I’m relaying what it’s like to play this game from the standpoint of a sneak, and that’s still where things feel most in the zone. But if you goof, trigger a shootout and don’t care to reload, Mankind Divided feels as ballistically interesting and tactically versatile as something like Ubisoft’s The Division. Enemies will advance on your position and lay down suppressing fire to cover approaches, challenging your ability to hunker behind cover and pick them off once you’ve batted a hornet’s nest of thugs. Weapons like shotguns, rifles and pistols are more configurable and situationally distinctive, folding neatly into combat situations that demand much more prudent attention to where you’re shooting and what your enemy’s wearing and doing. Sure, it’s never as shock-and-awe as Battlefield or Call of Duty, which is also the point.
My one complaint, and I’ll cop to it sounding silly, is the way you can fiddle with things you have no business caring about. Flip spigots, run washers, dryers and microwaves, or observe water hissing from shower heads, all of which has no impact on the world, trains you for nothing, and seems like distractive hand waving. If anything, it just highlights how static everything you can’t manipulate is. (Radios and TVs, by contrast, deliver meaningful information, and thus feel totally justified.)

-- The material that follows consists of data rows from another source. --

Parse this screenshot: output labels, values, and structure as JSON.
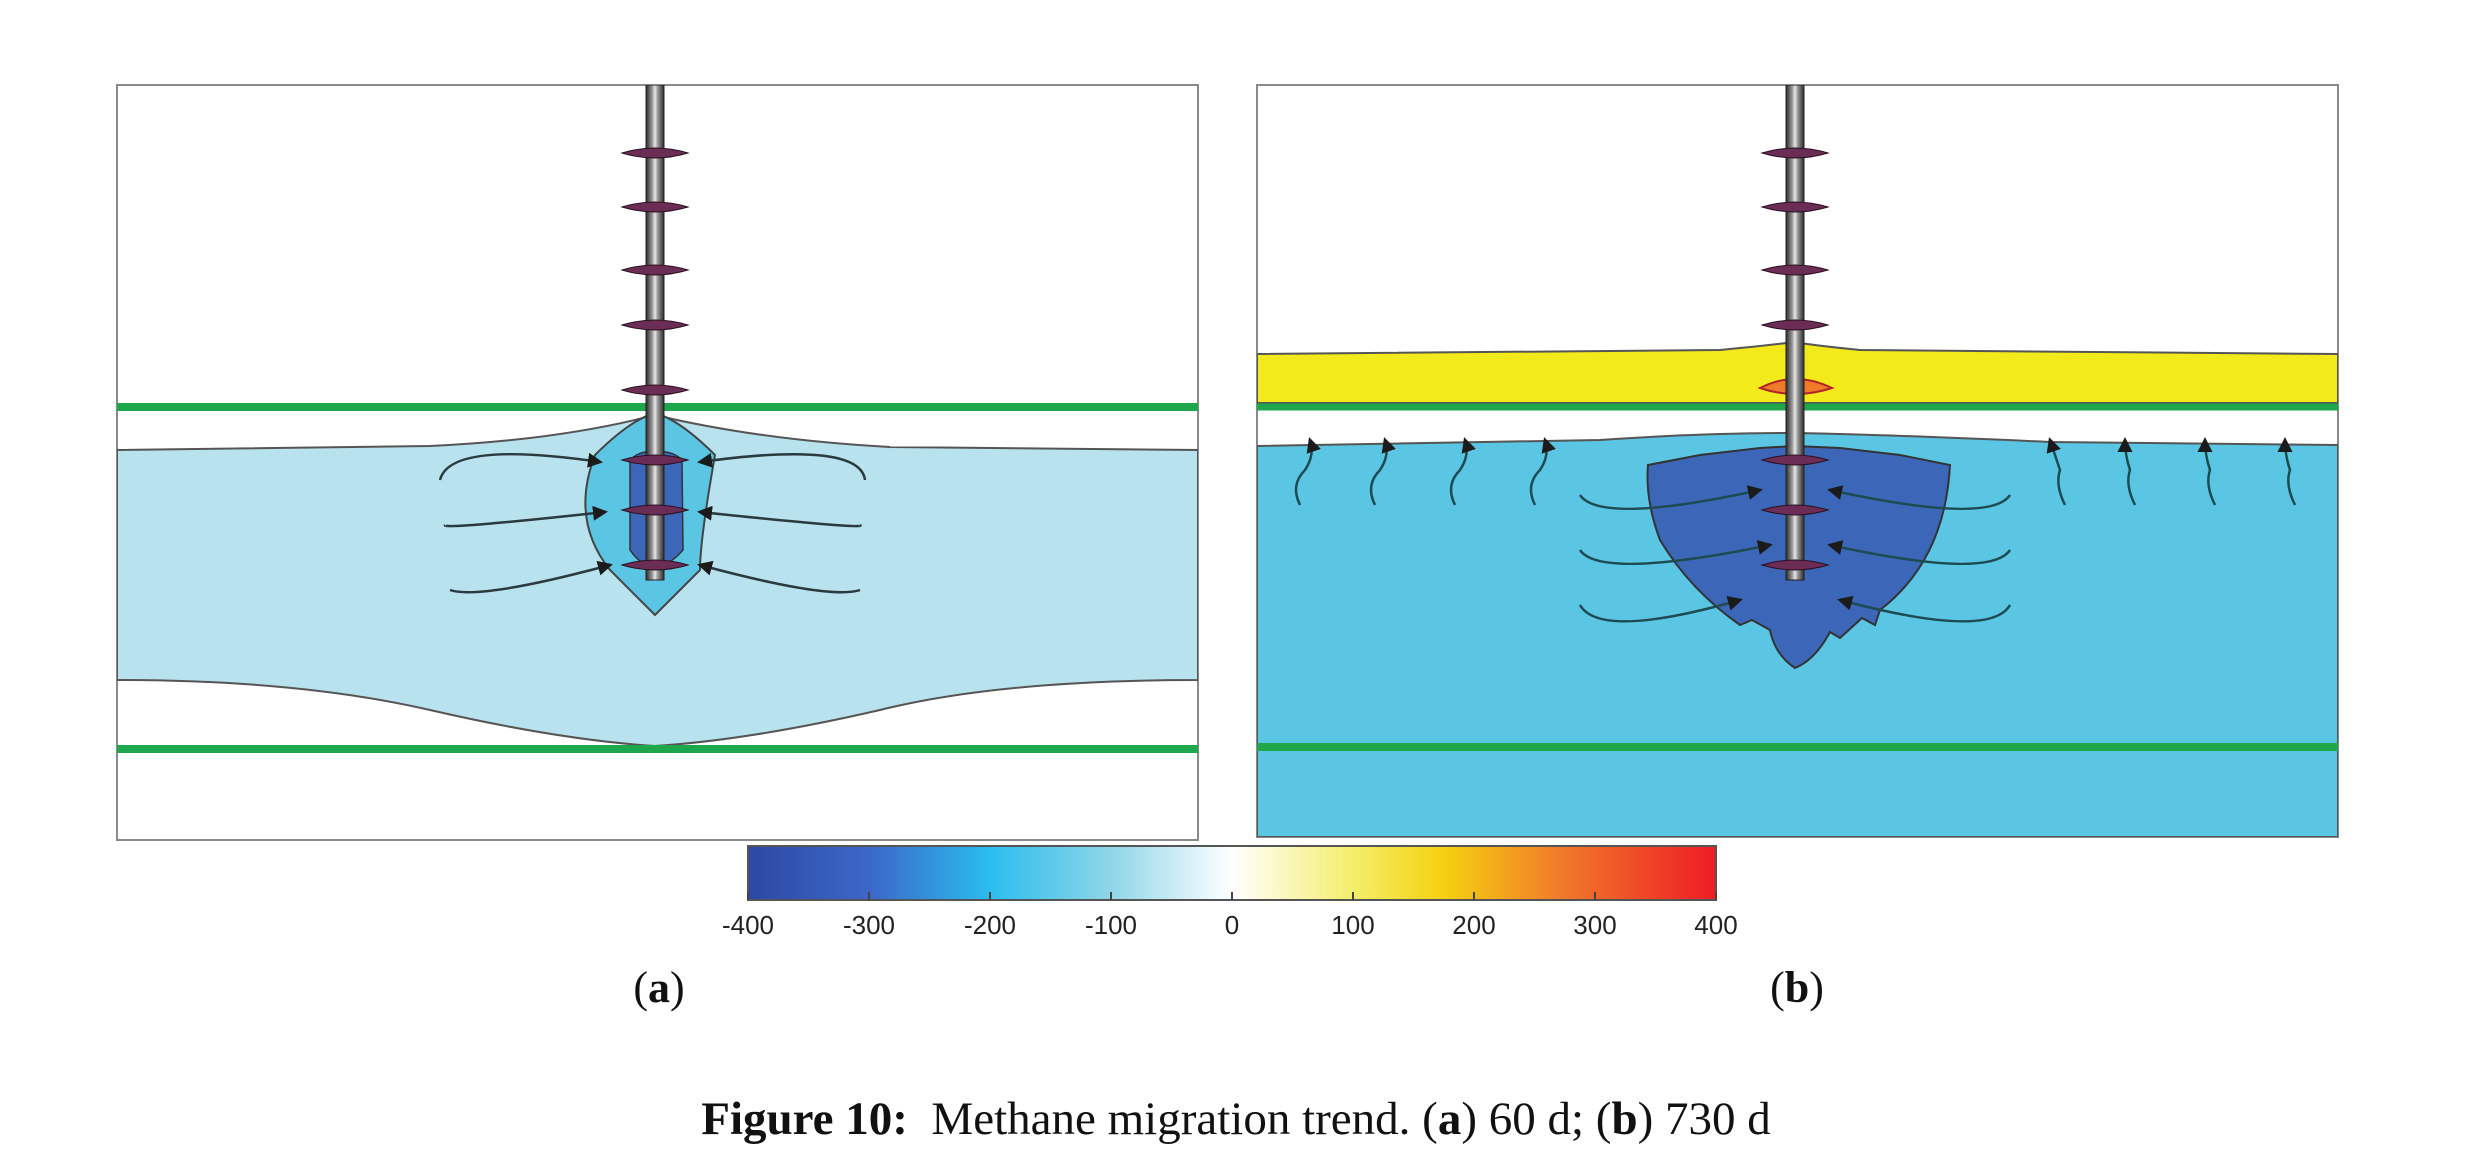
{
  "panels": [
    {
      "id": "a",
      "label": "a",
      "time": "60 d"
    },
    {
      "id": "b",
      "label": "b",
      "time": "730 d"
    }
  ],
  "colorbar": {
    "ticks": [
      "-400",
      "-300",
      "-200",
      "-100",
      "0",
      "100",
      "200",
      "300",
      "400"
    ],
    "range": [
      -400,
      400
    ]
  },
  "colors": {
    "light_blue": "#b8e2ed",
    "mid_blue": "#5bc6e4",
    "dark_blue": "#3c67b8",
    "yellow": "#f3ea1b",
    "green_line": "#1ea84b",
    "orange": "#f07a2a"
  },
  "caption": {
    "figure_label": "Figure 10:",
    "text_prefix": "Methane migration trend. (",
    "a_label": "a",
    "a_text": ") 60 d; (",
    "b_label": "b",
    "b_text": ") 730 d"
  }
}
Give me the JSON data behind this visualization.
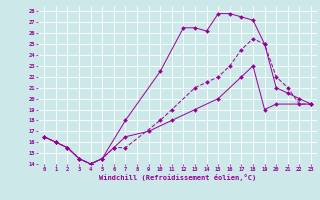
{
  "xlabel": "Windchill (Refroidissement éolien,°C)",
  "xlim": [
    -0.5,
    23.5
  ],
  "ylim": [
    14,
    28.5
  ],
  "xticks": [
    0,
    1,
    2,
    3,
    4,
    5,
    6,
    7,
    8,
    9,
    10,
    11,
    12,
    13,
    14,
    15,
    16,
    17,
    18,
    19,
    20,
    21,
    22,
    23
  ],
  "yticks": [
    14,
    15,
    16,
    17,
    18,
    19,
    20,
    21,
    22,
    23,
    24,
    25,
    26,
    27,
    28
  ],
  "bg_color": "#cce8e8",
  "line_color": "#990099",
  "grid_color": "#ffffff",
  "line1_x": [
    0,
    1,
    2,
    3,
    4,
    5,
    7,
    10,
    12,
    13,
    14,
    15,
    16,
    17,
    18,
    19,
    20,
    21,
    22,
    23
  ],
  "line1_y": [
    16.5,
    16.0,
    15.5,
    14.5,
    14.0,
    14.5,
    18.0,
    22.5,
    26.5,
    26.5,
    26.2,
    27.8,
    27.8,
    27.5,
    27.2,
    25.0,
    21.0,
    20.5,
    20.0,
    19.5
  ],
  "line2_x": [
    0,
    1,
    2,
    3,
    4,
    5,
    6,
    7,
    10,
    11,
    13,
    14,
    15,
    16,
    17,
    18,
    19,
    20,
    21,
    22,
    23
  ],
  "line2_y": [
    16.5,
    16.0,
    15.5,
    14.5,
    14.0,
    14.5,
    15.5,
    15.5,
    18.0,
    19.0,
    21.0,
    21.5,
    22.0,
    23.0,
    24.5,
    25.5,
    25.0,
    22.0,
    21.0,
    19.5,
    19.5
  ],
  "line3_x": [
    0,
    1,
    2,
    3,
    4,
    5,
    6,
    7,
    9,
    11,
    13,
    15,
    17,
    18,
    19,
    20,
    23
  ],
  "line3_y": [
    16.5,
    16.0,
    15.5,
    14.5,
    14.0,
    14.5,
    15.5,
    16.5,
    17.0,
    18.0,
    19.0,
    20.0,
    22.0,
    23.0,
    19.0,
    19.5,
    19.5
  ]
}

Outside the main game lies a new competitive mode Eidos Montreal calls “Breach.” This is the studio’s attempt to put a mobile game on your console that plays like a distillation of everything I’ve described above. It takes the same controls and ideas as in story mode, then skins the world in geometric primitives so it looks like you’ve tripped into the cover of Herbie Hancock’s Sound System. And then it reduces what you do to minutes-long missions in which your avatar dashes through tiny virtual reality levels trying to collect data fragments while fending off defense programs, then exiting before a timer runs out.

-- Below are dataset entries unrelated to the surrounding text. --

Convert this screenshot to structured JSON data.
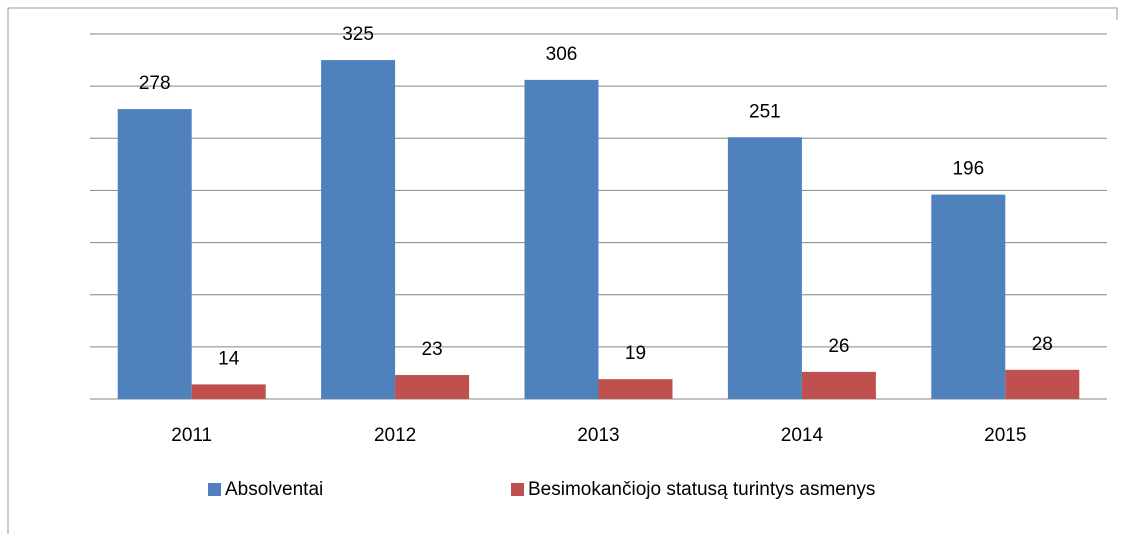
{
  "chart_data": {
    "type": "bar",
    "categories": [
      "2011",
      "2012",
      "2013",
      "2014",
      "2015"
    ],
    "series": [
      {
        "name": "Absolventai",
        "color": "#4f81bd",
        "values": [
          278,
          325,
          306,
          251,
          196
        ]
      },
      {
        "name": "Besimokančiojo statusą turintys asmenys",
        "color": "#c0504d",
        "values": [
          14,
          23,
          19,
          26,
          28
        ]
      }
    ],
    "ylim": [
      0,
      350
    ],
    "yticks": [
      0,
      50,
      100,
      150,
      200,
      250,
      300,
      350
    ],
    "grid": true,
    "legend": "bottom"
  }
}
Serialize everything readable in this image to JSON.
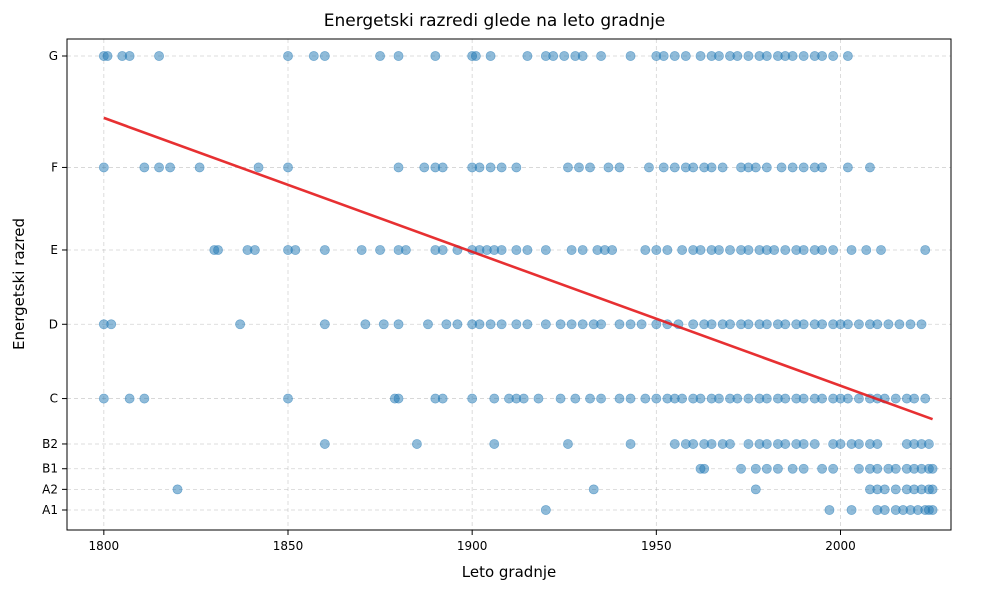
{
  "chart_data": {
    "type": "scatter",
    "title": "Energetski razredi glede na leto gradnje",
    "xlabel": "Leto gradnje",
    "ylabel": "Energetski razred",
    "xlim": [
      1790,
      2030
    ],
    "ylim": [
      0.5,
      11.1
    ],
    "grid": true,
    "x_ticks": [
      1800,
      1850,
      1900,
      1950,
      2000
    ],
    "y_categories": [
      {
        "label": "A1",
        "value": 1.0
      },
      {
        "label": "A2",
        "value": 1.5
      },
      {
        "label": "B1",
        "value": 2.0
      },
      {
        "label": "B2",
        "value": 2.6
      },
      {
        "label": "C",
        "value": 3.7
      },
      {
        "label": "D",
        "value": 5.5
      },
      {
        "label": "E",
        "value": 7.3
      },
      {
        "label": "F",
        "value": 9.3
      },
      {
        "label": "G",
        "value": 12.0
      }
    ],
    "point_color": "#1f77b4",
    "line_color": "#e41a1c",
    "trend_line": {
      "x": [
        1800,
        2025
      ],
      "y": [
        10.5,
        3.2
      ]
    },
    "points": [
      {
        "class": "G",
        "years": [
          1800,
          1801,
          1805,
          1807,
          1815,
          1850,
          1857,
          1860,
          1875,
          1880,
          1890,
          1900,
          1901,
          1905,
          1915,
          1920,
          1922,
          1925,
          1928,
          1930,
          1935,
          1943,
          1950,
          1952,
          1955,
          1958,
          1962,
          1965,
          1967,
          1970,
          1972,
          1975,
          1978,
          1980,
          1983,
          1985,
          1987,
          1990,
          1993,
          1995,
          1998,
          2002
        ]
      },
      {
        "class": "F",
        "years": [
          1800,
          1811,
          1815,
          1818,
          1826,
          1842,
          1850,
          1880,
          1887,
          1890,
          1892,
          1900,
          1902,
          1905,
          1908,
          1912,
          1926,
          1929,
          1932,
          1937,
          1940,
          1948,
          1952,
          1955,
          1958,
          1960,
          1963,
          1965,
          1968,
          1973,
          1975,
          1977,
          1980,
          1984,
          1987,
          1990,
          1993,
          1995,
          2002,
          2008
        ]
      },
      {
        "class": "E",
        "years": [
          1830,
          1831,
          1839,
          1841,
          1850,
          1852,
          1860,
          1870,
          1875,
          1880,
          1882,
          1890,
          1892,
          1896,
          1900,
          1902,
          1904,
          1906,
          1908,
          1912,
          1915,
          1920,
          1927,
          1930,
          1934,
          1936,
          1938,
          1947,
          1950,
          1953,
          1957,
          1960,
          1962,
          1965,
          1967,
          1970,
          1973,
          1975,
          1978,
          1980,
          1982,
          1985,
          1988,
          1990,
          1993,
          1995,
          1998,
          2003,
          2007,
          2011,
          2023
        ]
      },
      {
        "class": "D",
        "years": [
          1800,
          1802,
          1837,
          1860,
          1871,
          1876,
          1880,
          1888,
          1893,
          1896,
          1900,
          1902,
          1905,
          1908,
          1912,
          1915,
          1920,
          1924,
          1927,
          1930,
          1933,
          1935,
          1940,
          1943,
          1946,
          1950,
          1953,
          1956,
          1960,
          1963,
          1965,
          1968,
          1970,
          1973,
          1975,
          1978,
          1980,
          1983,
          1985,
          1988,
          1990,
          1993,
          1995,
          1998,
          2000,
          2002,
          2005,
          2008,
          2010,
          2013,
          2016,
          2019,
          2022
        ]
      },
      {
        "class": "C",
        "years": [
          1800,
          1807,
          1811,
          1850,
          1879,
          1880,
          1890,
          1892,
          1900,
          1906,
          1910,
          1912,
          1914,
          1918,
          1924,
          1928,
          1932,
          1935,
          1940,
          1943,
          1947,
          1950,
          1953,
          1955,
          1957,
          1960,
          1962,
          1965,
          1967,
          1970,
          1972,
          1975,
          1978,
          1980,
          1983,
          1985,
          1988,
          1990,
          1993,
          1995,
          1998,
          2000,
          2002,
          2005,
          2008,
          2010,
          2012,
          2015,
          2018,
          2020,
          2023
        ]
      },
      {
        "class": "B2",
        "years": [
          1860,
          1885,
          1906,
          1926,
          1943,
          1955,
          1958,
          1960,
          1963,
          1965,
          1968,
          1970,
          1975,
          1978,
          1980,
          1983,
          1985,
          1988,
          1990,
          1993,
          1998,
          2000,
          2003,
          2005,
          2008,
          2010,
          2018,
          2020,
          2022,
          2024
        ]
      },
      {
        "class": "B1",
        "years": [
          1962,
          1963,
          1973,
          1977,
          1980,
          1983,
          1987,
          1990,
          1995,
          1998,
          2005,
          2008,
          2010,
          2013,
          2015,
          2018,
          2020,
          2022,
          2024,
          2025
        ]
      },
      {
        "class": "A2",
        "years": [
          1820,
          1933,
          1977,
          2008,
          2010,
          2012,
          2015,
          2018,
          2020,
          2022,
          2024,
          2025
        ]
      },
      {
        "class": "A1",
        "years": [
          1920,
          1997,
          2003,
          2010,
          2012,
          2015,
          2017,
          2019,
          2021,
          2023,
          2024,
          2025
        ]
      }
    ]
  }
}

It’s surprisingly smart, complements story mode’s more sedate tempo, and adds layers of complexity as you go. You can unlock analogous augments to bolster metrics like attack, movement or defense, tack on modifiers that up your health points or speed, and there’s a collection game whereby weapons, items and modifiers are assigned a card and rarity rating (you get cards by buying booster packs with credits earned through play). It’s a mini-game that feels more like a macro-game, tactically nuanced and elegantly asymmetric, and I’ll admit I’m kind of in love with Breach so far.

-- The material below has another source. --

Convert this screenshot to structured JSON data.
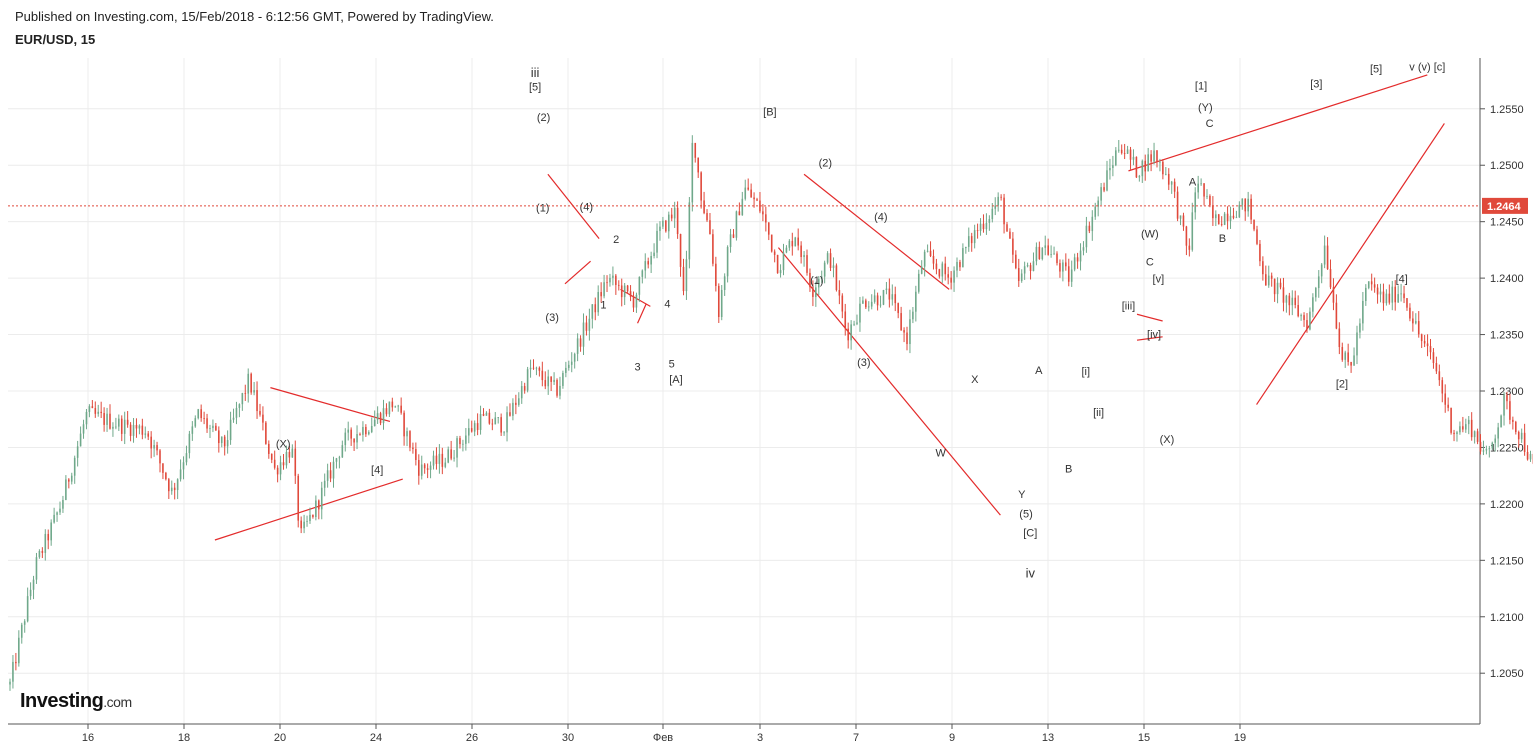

A final note about the story. While Mankind Divided‘s ideas and takeaways never aspire to the heights of cyberpunk writers like Gibson or Stephenson, it wrestles with material that’s at least dotted-line connected to what we’ve been thrashing out recently. We understand that at a scientific level race doesn’t exist, but what if we engineered in differences? Differences that separated cybernetic human beings from “normal” ones by evolutionary millennia? It’s a question already in the offing, that maybe starts with athletic performance enhancements before moving on to the looming “Internet of Biology.” In a world where engineered distinctions suddenly assumed profound biological meaning, what sort of society might we become?